Que Caryll, que ignorava a falta do irmão e o desprazer do pai, não visse o que para ele era bem claro, era admissível. Decidiu-se a fazê-lo sair. Os métodos do sheik não admitiam delongas. O rapaz tinha de prestar contas de si e sofrer as consequências da sua desobediência ainda naquela noite e quanto mais depressa melhor, para todos os envolvidos no caso. Foi pensando no sofrimento de Diana que se decidiu. Posto que muito íntimo dele, pouca simpatia dispensava, nesta ocasião, ao culpado. O jovem patife devia receber aquilo que tão fartamente estava guardado para ele, reflectiu com raiva. Era tempo de fazê-lo compreender que as suas estroinices afectavam a outros além dele, que sua mãe sofria, mais do que ele, as consequências das suas fugas.

Raul sabia, mais do que Diana podia imaginar, a ansiedade que a ela causavam as imprudências do filho mais novo.

E, agora, que sabia o que ia sofrer nessa noite, sentia já o espírito angustiado pelo castigo que o filho ia receber.

Abreviar-lhe o tempo de sofrimento era o melhor que podia fazer.

Levantou-se com um bocejo simulado.

- Estou em estado deplorável! Desculpai-me, Diana, mas sinto-me quase morto de sono. Sei que ainda é cedo, mas tenho preparativos a fazer. Ahmed fez-me falar ontem à noite, até os galos cantarem; eu já estou ficando velho para me deitar tão tarde. Ides comigo, Caryll? Quase sempre, a qualquer hora estais pronto para vos deitardes.

Com outro sorriso, dirigiu-se para a porta.

Deitar cedo era um pretexto pouco aceitável, mas foi o único que lhe ocorreu no momento, e a prontidão com que Caryll se dispôs a acompanhá-lo tornou o êxito ainda mais fácil. Tremente como se estivesse gelada de frio, Diana viu-os transpor a porta e desaparecer na noite. Depois fitou pai e filho, ambos de pé, no outro lado da mesa.

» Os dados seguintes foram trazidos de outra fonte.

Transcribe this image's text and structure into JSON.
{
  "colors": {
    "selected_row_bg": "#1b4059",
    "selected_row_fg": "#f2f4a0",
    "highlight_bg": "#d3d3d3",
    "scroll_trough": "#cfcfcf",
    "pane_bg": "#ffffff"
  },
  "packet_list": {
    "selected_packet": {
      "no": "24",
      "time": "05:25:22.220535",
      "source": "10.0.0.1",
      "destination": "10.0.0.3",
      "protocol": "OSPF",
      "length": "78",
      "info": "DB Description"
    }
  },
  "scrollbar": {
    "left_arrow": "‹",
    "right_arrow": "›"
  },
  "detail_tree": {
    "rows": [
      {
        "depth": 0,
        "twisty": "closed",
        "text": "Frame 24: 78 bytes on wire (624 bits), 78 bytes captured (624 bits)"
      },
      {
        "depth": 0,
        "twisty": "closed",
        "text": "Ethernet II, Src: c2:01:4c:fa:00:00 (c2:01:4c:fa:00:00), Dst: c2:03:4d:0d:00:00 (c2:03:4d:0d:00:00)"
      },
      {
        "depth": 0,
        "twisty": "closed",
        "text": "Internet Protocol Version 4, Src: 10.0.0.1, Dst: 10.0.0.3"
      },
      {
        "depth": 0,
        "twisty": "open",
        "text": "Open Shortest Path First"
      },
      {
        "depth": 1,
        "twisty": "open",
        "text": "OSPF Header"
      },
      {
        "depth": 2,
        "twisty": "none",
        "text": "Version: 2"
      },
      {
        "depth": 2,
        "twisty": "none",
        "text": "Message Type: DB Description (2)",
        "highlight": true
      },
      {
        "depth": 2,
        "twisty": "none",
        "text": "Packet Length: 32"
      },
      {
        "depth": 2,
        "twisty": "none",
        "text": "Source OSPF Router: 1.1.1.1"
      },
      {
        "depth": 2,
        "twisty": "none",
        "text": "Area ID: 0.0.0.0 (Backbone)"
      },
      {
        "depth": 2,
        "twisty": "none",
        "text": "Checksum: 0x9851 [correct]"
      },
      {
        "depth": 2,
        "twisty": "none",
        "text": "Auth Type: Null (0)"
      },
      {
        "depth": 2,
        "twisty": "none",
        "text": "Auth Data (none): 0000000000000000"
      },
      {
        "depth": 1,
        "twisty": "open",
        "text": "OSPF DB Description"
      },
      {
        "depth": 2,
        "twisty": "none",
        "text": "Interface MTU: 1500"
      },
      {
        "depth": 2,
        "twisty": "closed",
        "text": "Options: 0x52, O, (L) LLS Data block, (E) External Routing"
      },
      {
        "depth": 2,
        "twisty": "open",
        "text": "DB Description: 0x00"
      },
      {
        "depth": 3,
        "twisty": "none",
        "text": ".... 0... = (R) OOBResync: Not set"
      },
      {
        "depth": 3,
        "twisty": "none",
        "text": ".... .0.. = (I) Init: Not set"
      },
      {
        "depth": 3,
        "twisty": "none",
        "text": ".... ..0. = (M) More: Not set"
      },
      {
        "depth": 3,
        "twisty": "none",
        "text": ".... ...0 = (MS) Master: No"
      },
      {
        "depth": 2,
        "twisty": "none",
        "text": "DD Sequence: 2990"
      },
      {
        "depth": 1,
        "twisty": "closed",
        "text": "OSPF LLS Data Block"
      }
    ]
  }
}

A cabeça do filho estava desviada da direcção do pai, mas o sheik contemplou por um momento a esposa, sem que o olhar de apelo que ela lhe lançou suavizasse a expressão de dureza dos seus olhos, nem lhe abrandasse as maneiras rígidas.

Abanando as mãos, ele apontou-lhe o quarto e ela dirigiu-se ao filho desejando-lhe boas-noites. Na ocasião, aquilo tinha um involuntário sabor de ironia.

Quando o filho se levantou para receber o beijo, mais uma vez Diana lhe notou um estranho olhar de envergonhada contrição. Com um soluço estrangulado, ela recolheu rapidamente ao quarto.

Um ar de compaixão tomou os olhos sombrios do sheik, vendo a retirada precipitada da esposa.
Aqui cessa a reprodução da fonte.